Question

If \( x \) is real, then the value of \[ \frac{x^2 + 34x - 71}{x^2 + 2x - 7} \] does not lie between:

• A. 8 and -5
• B. -5 and 9
• C. 0 and 9
• D. 5 and 9

Hint:

For rational expressions, examine the limits as \( x \to \infty \) and the points where the denominator is zero to determine the range of the function.

Answer 1

The Correct Option is D

Step 1: Simplify the expression.
We are given the expression: \[ f(x) = \frac{x^2 + 34x - 71}{x^2 + 2x - 7} \] Let’s examine the behavior of this expression. We first look for the conditions under which this expression could take extreme values. Begin by analyzing the values of \( f(x) \) for large and small values of \( x \).

Step 2: Find the limits as \( x \to \infty \) and \( x \to -\infty \).
As \( x \) becomes very large (positive or negative), the higher powers of \( x \) dominate both the numerator and denominator, so the expression approaches: \[ f(x) \approx \frac{x^2}{x^2} = 1 \] Thus, for large values of \( x \), the function approaches 1.

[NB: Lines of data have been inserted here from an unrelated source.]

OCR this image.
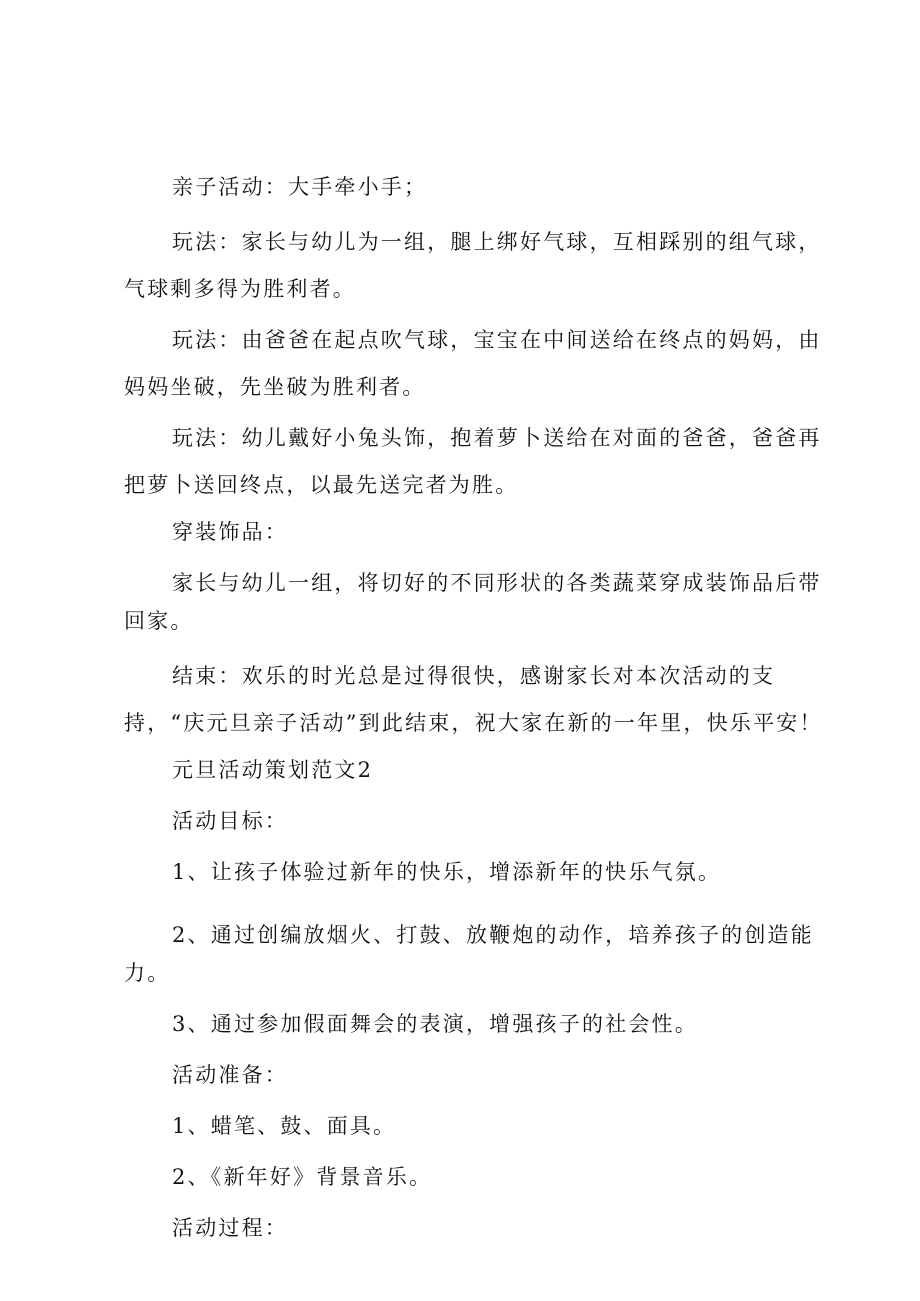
亲子活动：大手牵小手；

玩法：家长与幼儿为一组，腿上绑好气球，互相踩别的组气球，气球剩多得为胜利者。

玩法：由爸爸在起点吹气球，宝宝在中间送给在终点的妈妈，由妈妈坐破，先坐破为胜利者。

玩法：幼儿戴好小兔头饰，抱着萝卜送给在对面的爸爸，爸爸再把萝卜送回终点，以最先送完者为胜。

穿装饰品：

家长与幼儿一组，将切好的不同形状的各类蔬菜穿成装饰品后带回家。

结束：欢乐的时光总是过得很快，感谢家长对本次活动的支持，“庆元旦亲子活动”到此结束，祝大家在新的一年里，快乐平安！

元旦活动策划范文2

活动目标：

1、让孩子体验过新年的快乐，增添新年的快乐气氛。

2、通过创编放烟火、打鼓、放鞭炮的动作，培养孩子的创造能力。

3、通过参加假面舞会的表演，增强孩子的社会性。

活动准备：

1、蜡笔、鼓、面具。

2、《新年好》背景音乐。

活动过程：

Step 3: Analyze the behavior of the expression at the roots of the denominator.
Now let’s check the values at which the denominator \( x^2 + 2x - 7 = 0 \). Solve for \( x \): \[ x = \frac{-2 \pm \sqrt{2^2 - 4(1)(-7)}}{2(1)} = \frac{-2 \pm \sqrt{4 + 28}}{2} = \frac{-2 \pm \sqrt{32}}{2} = \frac{-2 \pm 4\sqrt{2}}{2} = -1 \pm 2\sqrt{2} \] Thus, the denominator is zero at \( x = -1 + 2\sqrt{2} \) and \( x = -1 - 2\sqrt{2} \).

Step 4: Conclusion.
From the above analysis, we conclude that the value of the expression does not lie between 5 and 9, hence the correct answer is option (D).